Background information
- Also known as: El Paganini Negro, El Rey de las Octavas
- Born: 4 August 1852 Havana, Cuba
- Died: 1 June 1911 (aged 58) Buenos Aires, Argentina
- Occupations: Concert violinist, composer
- Instrument: Violin
- Father: Claudio Brindis de Salas

= Claudio Brindis de Salas Garrido =

Cuban violinist (1852–1911)

Claudio José Domingo Brindis de Salas Garrido (4 August 1852 - 1 June 1911) was a Cuban concert violinist.

== Biography ==
His father was the violinist and bandleader Claudio Brindis de Salas.

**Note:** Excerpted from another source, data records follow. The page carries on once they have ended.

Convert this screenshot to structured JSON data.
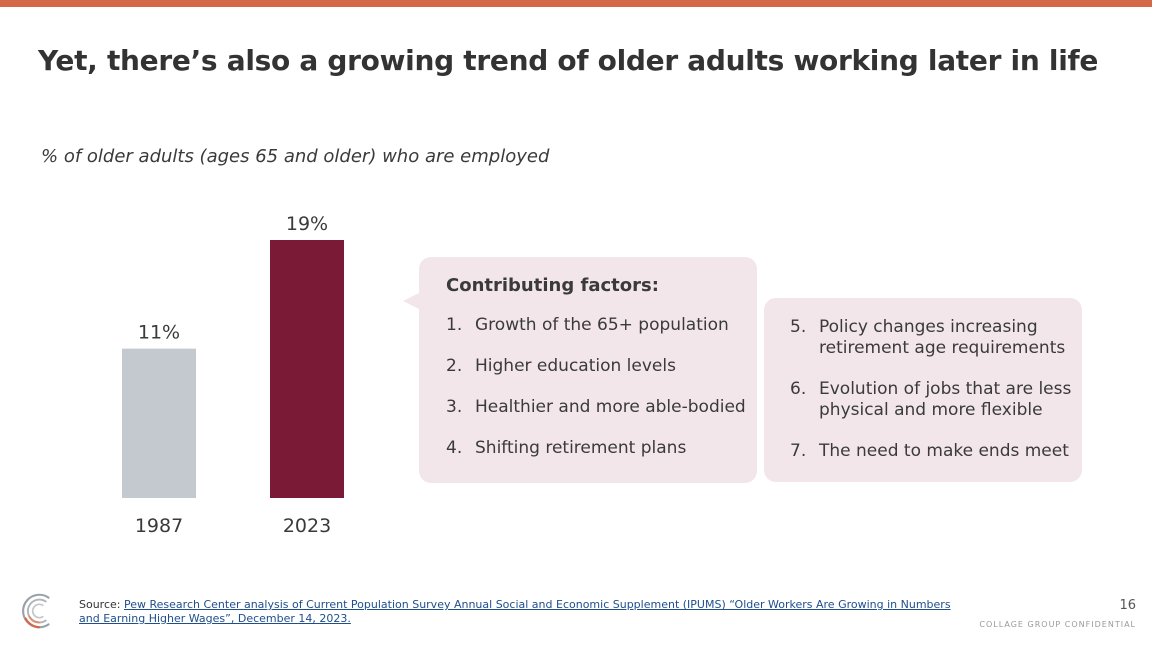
{
  "slide": {
    "title": "Yet, there’s also a growing trend of older adults working later in life",
    "subtitle": "% of older adults (ages 65 and older) who are employed",
    "page_number": "16",
    "confidential": "COLLAGE GROUP CONFIDENTIAL"
  },
  "chart_data": {
    "type": "bar",
    "categories": [
      "1987",
      "2023"
    ],
    "values": [
      11,
      19
    ],
    "data_labels": [
      "11%",
      "19%"
    ],
    "unit": "%",
    "ylim": [
      0,
      19
    ],
    "colors": [
      "#c4c9d0",
      "#7b1a36"
    ],
    "title": "% of older adults (ages 65 and older) who are employed",
    "xlabel": "",
    "ylabel": "",
    "grid": false
  },
  "factors": {
    "heading": "Contributing factors:",
    "items_left": [
      {
        "num": "1.",
        "text": "Growth of the 65+ population"
      },
      {
        "num": "2.",
        "text": "Higher education levels"
      },
      {
        "num": "3.",
        "text": "Healthier and more able-bodied"
      },
      {
        "num": "4.",
        "text": "Shifting retirement plans"
      }
    ],
    "items_right": [
      {
        "num": "5.",
        "text": "Policy changes increasing retirement age requirements"
      },
      {
        "num": "6.",
        "text": "Evolution of jobs that are less physical and more flexible"
      },
      {
        "num": "7.",
        "text": "The need to make ends meet"
      }
    ],
    "panel_color": "#f2e6ea"
  },
  "footer": {
    "source_prefix": "Source:",
    "source_link": "Pew Research Center analysis of Current Population Survey Annual Social and Economic Supplement (IPUMS) “Older Workers Are Growing in Numbers and Earning Higher Wages”, December 14, 2023."
  },
  "colors": {
    "accent_bar": "#d4694a",
    "link": "#1f4e8c"
  },
  "icons": {
    "logo": "collage-group-logo"
  }
}
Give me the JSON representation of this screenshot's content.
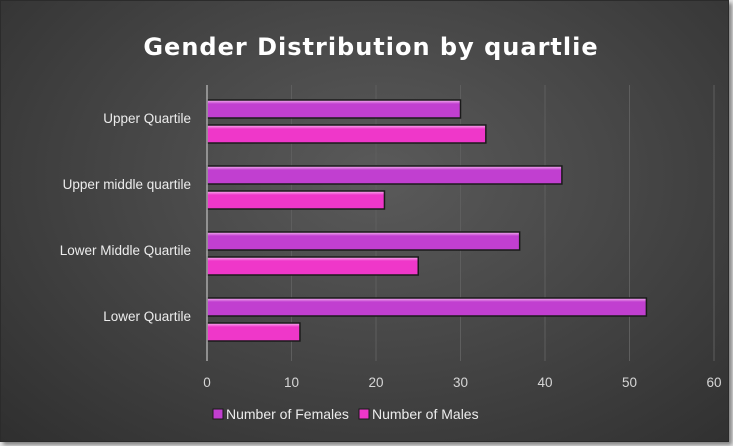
{
  "chart_data": {
    "type": "bar",
    "orientation": "horizontal",
    "title": "Gender Distribution by quartlie",
    "categories": [
      "Upper Quartile",
      "Upper middle quartile",
      "Lower Middle Quartile",
      "Lower Quartile"
    ],
    "series": [
      {
        "name": "Number of Females",
        "values": [
          30,
          42,
          37,
          52
        ],
        "color": "#c13fd0"
      },
      {
        "name": "Number of Males",
        "values": [
          33,
          21,
          25,
          11
        ],
        "color": "#ef37c9"
      }
    ],
    "xlim": [
      0,
      60
    ],
    "xticks": [
      0,
      10,
      20,
      30,
      40,
      50,
      60
    ],
    "xlabel": "",
    "ylabel": "",
    "grid": true,
    "legend_position": "bottom",
    "colors": {
      "background": "#474747",
      "bar_outline": "#1a1a1a"
    }
  }
}
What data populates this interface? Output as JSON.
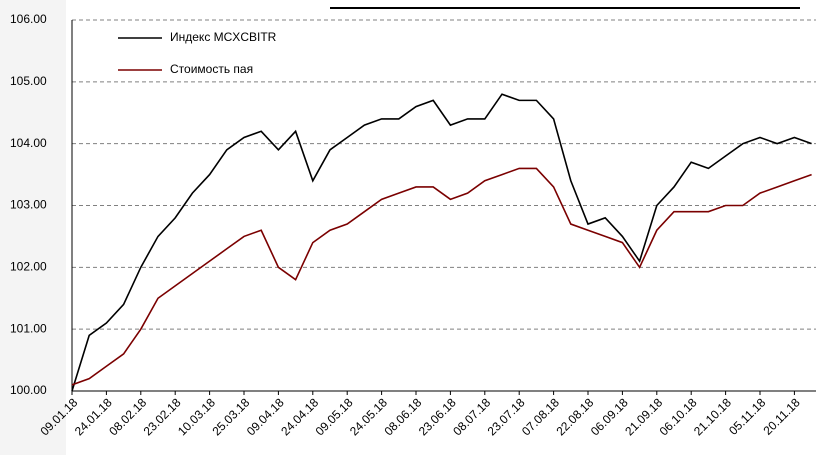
{
  "chart_data": {
    "type": "line",
    "categories": [
      "09.01.18",
      null,
      "24.01.18",
      null,
      "08.02.18",
      null,
      "23.02.18",
      null,
      "10.03.18",
      null,
      "25.03.18",
      null,
      "09.04.18",
      null,
      "24.04.18",
      null,
      "09.05.18",
      null,
      "24.05.18",
      null,
      "08.06.18",
      null,
      "23.06.18",
      null,
      "08.07.18",
      null,
      "23.07.18",
      null,
      "07.08.18",
      null,
      "22.08.18",
      null,
      "06.09.18",
      null,
      "21.09.18",
      null,
      "06.10.18",
      null,
      "21.10.18",
      null,
      "05.11.18",
      null,
      "20.11.18",
      null
    ],
    "series": [
      {
        "name": "Индекс MCXCBITR",
        "color": "#000000",
        "values": [
          100.0,
          100.9,
          101.1,
          101.4,
          102.0,
          102.5,
          102.8,
          103.2,
          103.5,
          103.9,
          104.1,
          104.2,
          103.9,
          104.2,
          103.4,
          103.9,
          104.1,
          104.3,
          104.4,
          104.4,
          104.6,
          104.7,
          104.3,
          104.4,
          104.4,
          104.8,
          104.7,
          104.7,
          104.4,
          103.4,
          102.7,
          102.8,
          102.5,
          102.1,
          103.0,
          103.3,
          103.7,
          103.6,
          103.8,
          104.0,
          104.1,
          104.0,
          104.1,
          104.0
        ]
      },
      {
        "name": "Стоимость пая",
        "color": "#7b0000",
        "values": [
          100.1,
          100.2,
          100.4,
          100.6,
          101.0,
          101.5,
          101.7,
          101.9,
          102.1,
          102.3,
          102.5,
          102.6,
          102.0,
          101.8,
          102.4,
          102.6,
          102.7,
          102.9,
          103.1,
          103.2,
          103.3,
          103.3,
          103.1,
          103.2,
          103.4,
          103.5,
          103.6,
          103.6,
          103.3,
          102.7,
          102.6,
          102.5,
          102.4,
          102.0,
          102.6,
          102.9,
          102.9,
          102.9,
          103.0,
          103.0,
          103.2,
          103.3,
          103.4,
          103.5
        ]
      }
    ],
    "ylim": [
      100,
      106
    ],
    "yticks": [
      {
        "value": 100,
        "label": "100.00"
      },
      {
        "value": 101,
        "label": "101.00"
      },
      {
        "value": 102,
        "label": "102.00"
      },
      {
        "value": 103,
        "label": "103.00"
      },
      {
        "value": 104,
        "label": "104.00"
      },
      {
        "value": 105,
        "label": "105.00"
      },
      {
        "value": 106,
        "label": "106.00"
      }
    ],
    "grid": true
  }
}
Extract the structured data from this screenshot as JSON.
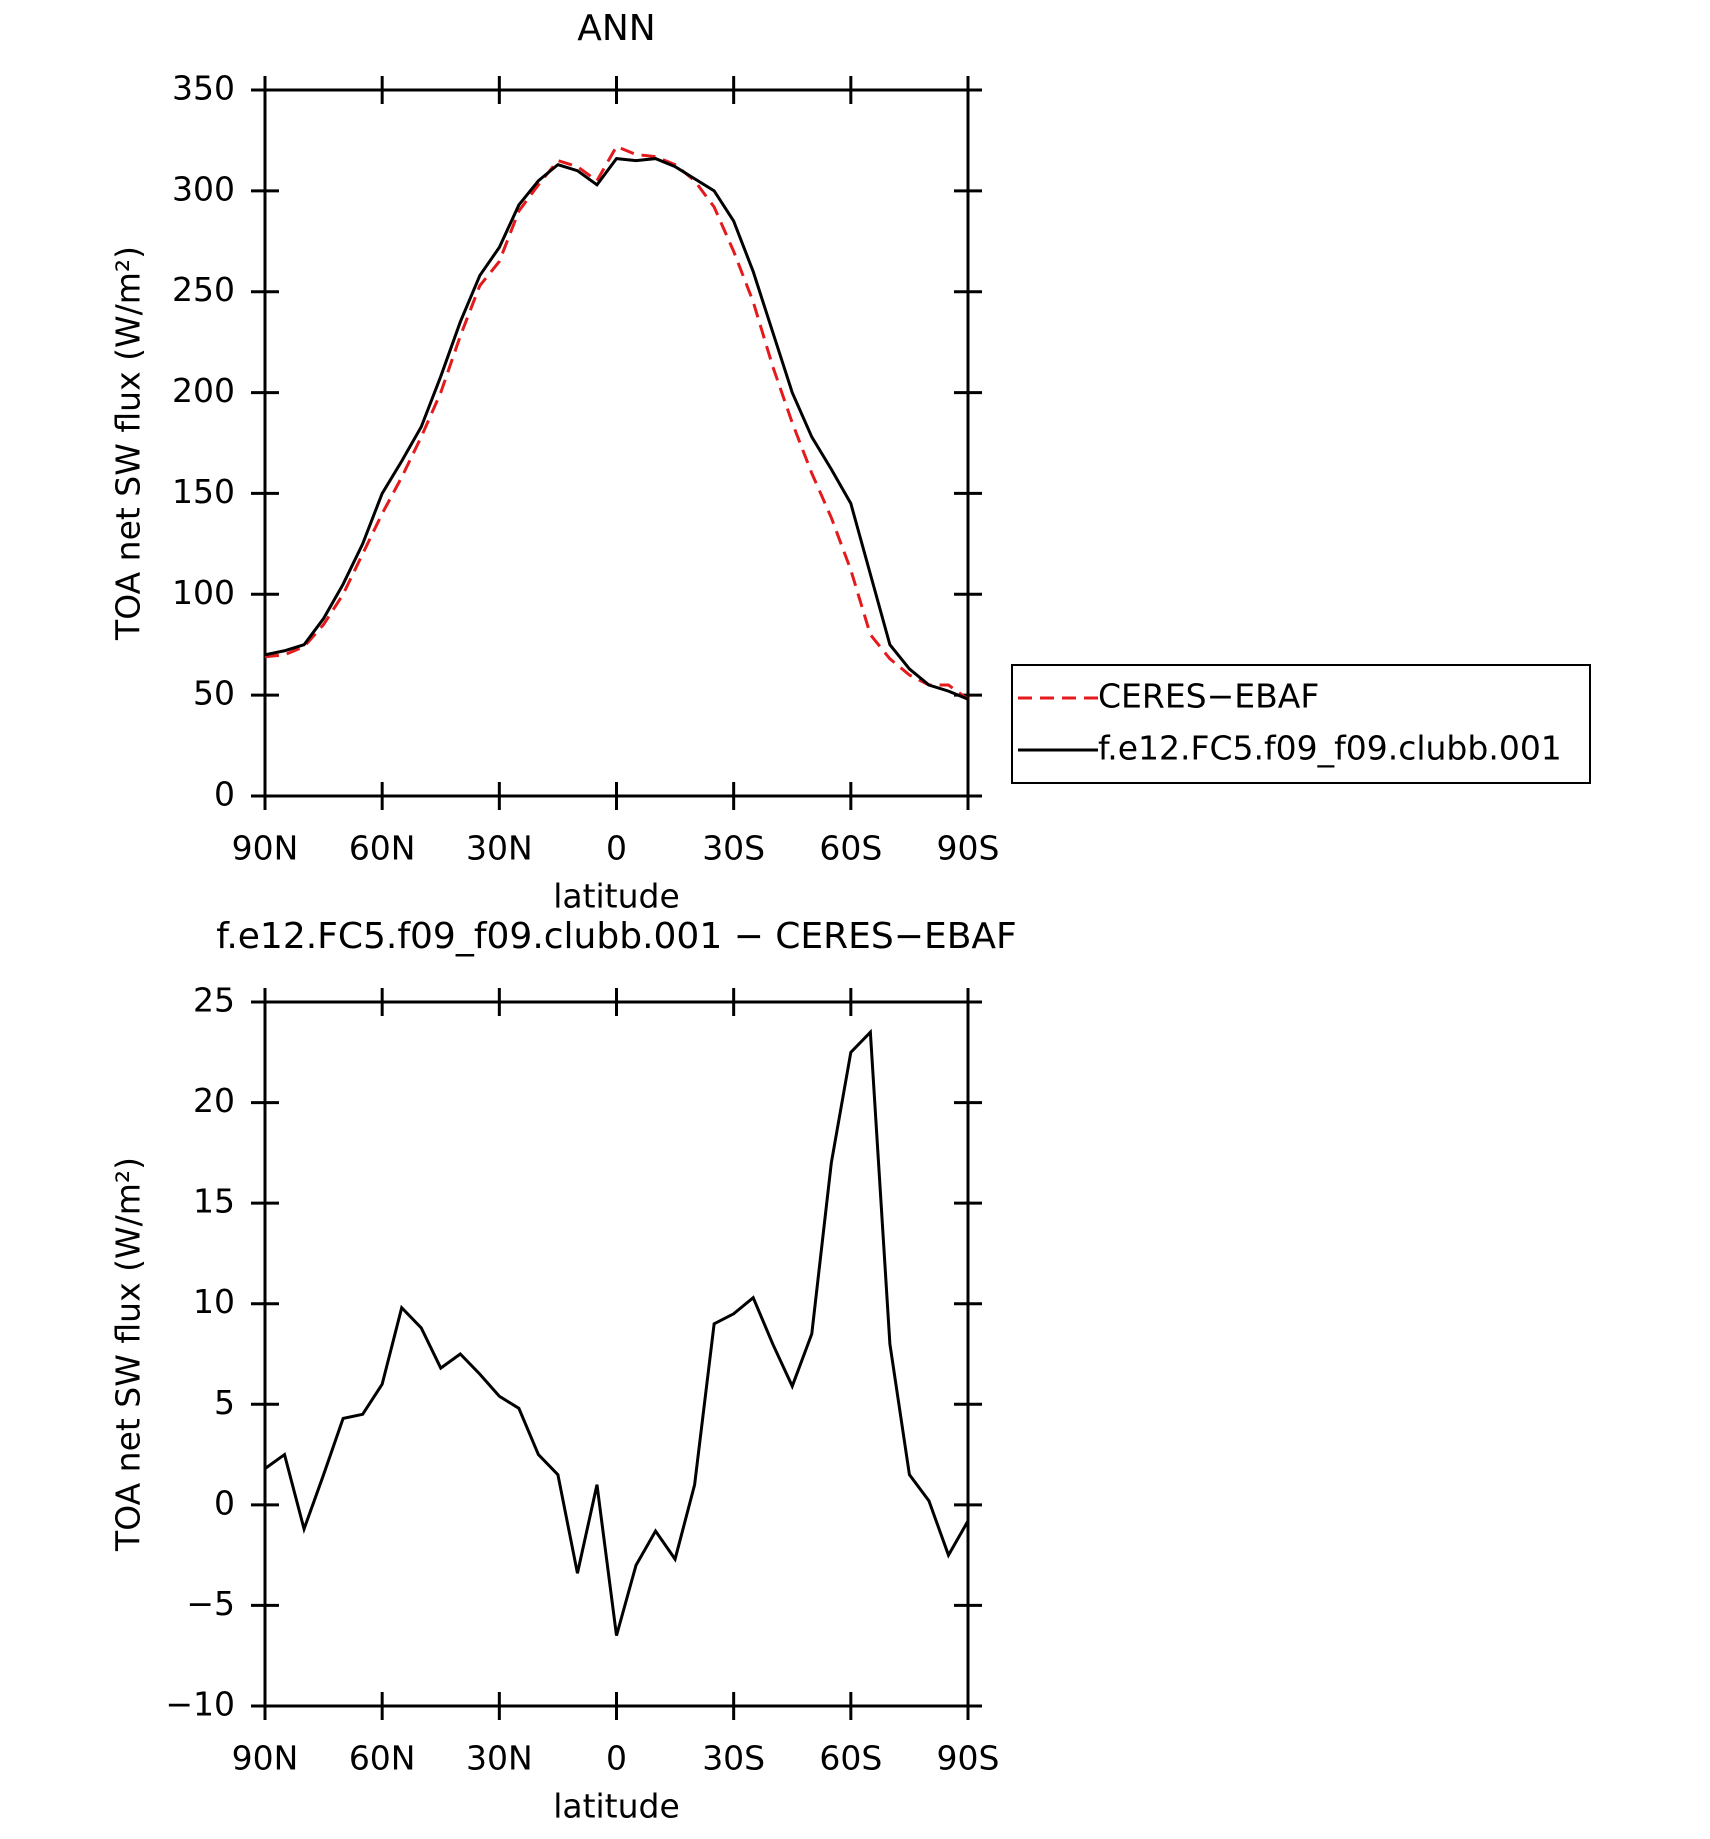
{
  "chart_data": [
    {
      "type": "line",
      "title": "ANN",
      "xlabel": "latitude",
      "ylabel": "TOA net SW flux (W/m²)",
      "x": [
        90,
        85,
        80,
        75,
        70,
        65,
        60,
        55,
        50,
        45,
        40,
        35,
        30,
        25,
        20,
        15,
        10,
        5,
        0,
        -5,
        -10,
        -15,
        -20,
        -25,
        -30,
        -35,
        -40,
        -45,
        -50,
        -55,
        -60,
        -65,
        -70,
        -75,
        -80,
        -85,
        -90
      ],
      "xlim": [
        90,
        -90
      ],
      "xticks": [
        {
          "value": 90,
          "label": "90N"
        },
        {
          "value": 60,
          "label": "60N"
        },
        {
          "value": 30,
          "label": "30N"
        },
        0,
        {
          "value": -30,
          "label": "30S"
        },
        {
          "value": -60,
          "label": "60S"
        },
        {
          "value": -90,
          "label": "90S"
        }
      ],
      "ylim": [
        0,
        350
      ],
      "yticks": [
        0,
        50,
        100,
        150,
        200,
        250,
        300,
        350
      ],
      "legend": "outside right",
      "series": [
        {
          "name": "CERES−EBAF",
          "color": "#e41a1c",
          "line_style": "dashed",
          "values": [
            69,
            70,
            74,
            85,
            100,
            120,
            140,
            158,
            178,
            200,
            228,
            253,
            265,
            290,
            303,
            315,
            312,
            305,
            322,
            318,
            317,
            313,
            305,
            292,
            270,
            245,
            213,
            185,
            160,
            138,
            112,
            80,
            68,
            60,
            55,
            55,
            48
          ]
        },
        {
          "name": "f.e12.FC5.f09_f09.clubb.001",
          "color": "#000000",
          "line_style": "solid",
          "values": [
            70,
            72,
            75,
            88,
            105,
            125,
            150,
            166,
            183,
            208,
            235,
            258,
            272,
            293,
            305,
            313,
            310,
            303,
            316,
            315,
            316,
            312,
            306,
            300,
            285,
            260,
            230,
            200,
            178,
            162,
            145,
            110,
            75,
            63,
            55,
            52,
            48
          ]
        }
      ]
    },
    {
      "type": "line",
      "title": "f.e12.FC5.f09_f09.clubb.001 − CERES−EBAF",
      "xlabel": "latitude",
      "ylabel": "TOA net SW flux (W/m²)",
      "x": [
        90,
        85,
        80,
        75,
        70,
        65,
        60,
        55,
        50,
        45,
        40,
        35,
        30,
        25,
        20,
        15,
        10,
        5,
        0,
        -5,
        -10,
        -15,
        -20,
        -25,
        -30,
        -35,
        -40,
        -45,
        -50,
        -55,
        -60,
        -65,
        -70,
        -75,
        -80,
        -85,
        -90
      ],
      "xlim": [
        90,
        -90
      ],
      "xticks": [
        {
          "value": 90,
          "label": "90N"
        },
        {
          "value": 60,
          "label": "60N"
        },
        {
          "value": 30,
          "label": "30N"
        },
        0,
        {
          "value": -30,
          "label": "30S"
        },
        {
          "value": -60,
          "label": "60S"
        },
        {
          "value": -90,
          "label": "90S"
        }
      ],
      "ylim": [
        -10,
        25
      ],
      "yticks": [
        {
          "value": -10,
          "label": "−10"
        },
        {
          "value": -5,
          "label": "−5"
        },
        0,
        5,
        10,
        15,
        20,
        25
      ],
      "series": [
        {
          "color": "#000000",
          "line_style": "solid",
          "values": [
            1.8,
            2.5,
            -1.2,
            1.5,
            4.3,
            4.5,
            6.0,
            9.8,
            8.8,
            6.8,
            7.5,
            6.5,
            5.4,
            4.8,
            2.5,
            1.5,
            -3.4,
            1.0,
            -6.5,
            -3.0,
            -1.3,
            -2.7,
            1.0,
            9.0,
            9.5,
            10.3,
            8.0,
            5.9,
            8.5,
            17,
            22.5,
            23.5,
            8,
            1.5,
            0.2,
            -2.5,
            -0.8
          ]
        }
      ]
    }
  ]
}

The son surpassed his father, and was a violinist of world renown. He studied under his father, and then with maestros José Redondo and the Belgian José Van der Gutch (who lived in Havana). In 1863 he first performed in public, in Havana, with Van der Gutch as accompanist. Ignacio Cervantes also played at the same function.

In 1864 he toured with his father and his brother José del Rosario in the Cuban cities of Matanzas, Cárdenas, Cienfuegos and Güines; in 1869 to Veracruz, Mexico. He went from Mexico to Paris, to study under Hubert Léonard and Charles Dancla, and gained entry to Conservatoire de Paris, where he won first prize in 1871. He then toured Florence, Turin and Milan, where he played at La Scala. His tours in Europe brought great critical and public enthusiasm.

In 1875, he returned to the Americas, and was appointed director of the Conservatoire de Haiti. He played in Caracas (1876), in Cuba in Havana (1878) and Santiago de Cuba, then to Veracruz again and Mexico City, where he performed Mendelssohn's Concerto for violin and orchestra. In later years he played in Saint Petersburg (1881), New York (1887), Barcelona (1889), Santo Domingo (1895), San Juan, Puerto Rico, Port of Spain, Trinidad and Tobago (1896), Caracas (1899), Tenerife (1902), Ronda, Spain (1911), and ended his career in Argentina. These tours were punctuated with returns and concerts in Cuba, mainly Havana.

Claudio composed a few works, but he was primarily a concert performer, and to judge from critical notices, one of the best in the world at that time. Alejo Carpentier called him "the most extraordinary of the black musicians of the nineteenth century... an unprecedented case in the musical history of the continent".
The French government made him a member of the Légion d'Honneur, and the German Kaiser gave him the title of "Baron de Salas".

In Buenos Aires, he was given a genuine Stradivarius; when he stayed in Berlin, he married a German woman, was appointed chamber musician to the Emperor, and became a German citizen.

He died in 1911, then in poverty, from tuberculosis in Buenos Aires. In 1930, his remains were transferred to Havana with great honours. The church, Iglesia de San Francisco de Paula, Havana, contains his ashes.